L'industrie du gaz de schiste a violé plus de 1400 fois la réglementation environnementale en Pennsylvanie entre janvier 2008 et juin 2010, selon une compilation inédite d'un groupe local voué à la conservation.

Le rapport, dévoilé au début du mois, a suscité de nouveaux appels au resserrement de la surveillance de l'industrie en Pennsylvanie, qui vit un boom gazier depuis environ cinq ans.

Selon la Pennsylvania Land Trust Association, qui a compilé les données officielles, 1435 infractions ont été enregistrées en deux ans et demi lors de forages. Une quarantaine d'entreprises font des forages gaziers en Pennsylvanie, dont la firme Talisman, de l'Alberta, qui est aussi active au Québec. Cette dernière a commis 65 infractions lors de 121 forages.

Des 1435 infractions, 953 ont eu un impact sur l'environnement ou ont constitué une menace, selon l'association. Les autres sont de nature administrative (par exemple, avoir omis d'afficher le permis de forage de façon visible).

Dans 277 cas, les plans de lutte contre l'érosion étaient inadéquats ou mal mis en oeuvre. Dans 268 cas, les bassins de rétention des eaux usées étaient mal construits. Dans 154 cas, il y a eu des rejets de résidus industriels dans l'environnement.

L'association recense aussi 100 manquements aux règles de protection des ruisseaux et 67 violations des mesures de prévention de la pollution.

Selon les données compilées par l'organisme et consultées par La Presse, la firme Talisman Energy USA a commis 10 infractions relatives au rejet de résidus industriels, 11 relatives à l'étanchéité à des bassins d'eaux usées, deux pour des bassins trop pleins et deux pour des problèmes d'érosion.

«Nous prenons le temps de tirer des leçons de chacune de ces infractions, a affirmé à La Presse Phoebe Buckland, porte-parole de Talisman. Quand il y a une infraction, nous agissons immédiatement.»

L'entreprise, qui a fait deux forages à Lotbinière, affirme qu'elle n'a commis aucune infraction au Québec.

«Le ministère de l'Environnement a visité certaines de nos installations au Québec, affirme Vincent Perron, porte-parole de Talisman au Québec. Les responsables de la Faune ont surveillé nos prélèvements d'eau, et la Commission de protection du territoire agricole a vérifié la conformité de nos activités. Aucune infraction n'a été constatée.»

En Pennsylvanie, d'autres violations sont moins fréquentes, mais potentiellement plus dangereuses.
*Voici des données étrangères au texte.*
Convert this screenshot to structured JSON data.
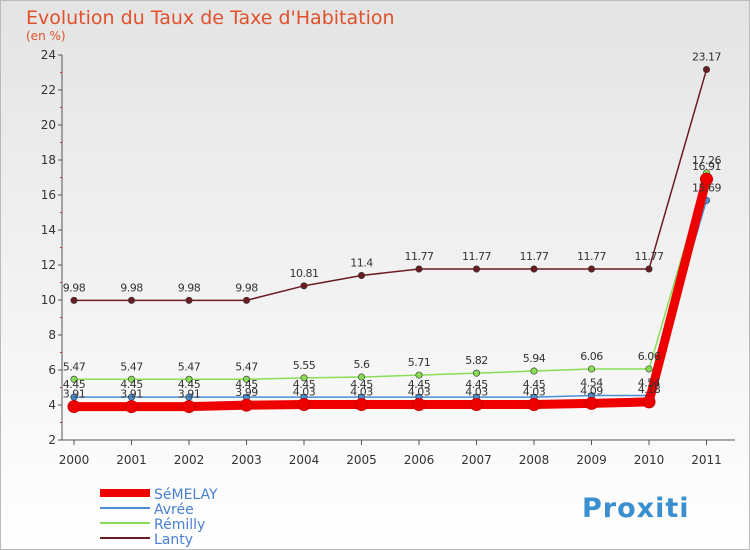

On a recensé 16 défauts dans l'obturateur antiéruption (blowout preventer). C'est ce type de lacune qui a causé une éruption dans un puits près de Pittsburgh en juin dernier. La fuite a été colmatée 16 heures plus tard, après que des millions de litres d'eau contaminée eurent été déversés dans l'environnement.

Il y a eu 10 cas de blindage défectueux du puits, ce qui peut causer une contamination des nappes d'eau souterraines.

C'est en Pennsylvanie que sont apparus les cas les plus patents de contamination d'eau potable liés à l'exploitation du gaz de schiste. Une douzaine de puits d'eau potable ont été condamnés dans la région de Dimock. Après enquête, les autorités ont conclu que des défauts dans le blindage des puits de la société texane Cabot Oil&Gaz avaient causé la contamination de l'eau.

Selon la compilation de la Pennsylvania Land Trust Association, Cabot a commis 94 infractions aux 60 puits qu'elle a forés pendant la période examinée.

Réglementation

Le rapport a provoqué de nouveaux appels à un resserrement de la réglementation, selon la presse locale. La formation rocheuse appelée shale de Marcellus, semblable au shale d'Utica que l'on trouve au Québec, a attiré de nombreuses entreprises en Pennsylvanie. Elles y font chaque année des centaines de nouveaux forages.

L'industrie aurait créé environ 57 000 emplois dans cet État. Il y a plus de 100 000 puits de pétrole ou de gaz en Pennsylvanie, qui est le berceau de l'industrie pétrolière aux États-Unis.

Selon le Pittsburgh Post-Gazette, un projet de loi présenté en Pennsylvanie propose de rendre obligatoire l'inspection des puits d'eau potable avant et après les forages.

On suggère aussi d'interdire tout forage gazier à moins de 300 m d'un puits d'eau potable.

Il y aurait des mesures supplémentaires de protection pour toute source d'eau potable située à moins d'un demi-mille (environ 800 mètres) d'un puits de gaz.

Le projet de loi obligerait aussi la divulgation complète des produits chimiques employés lors des forages.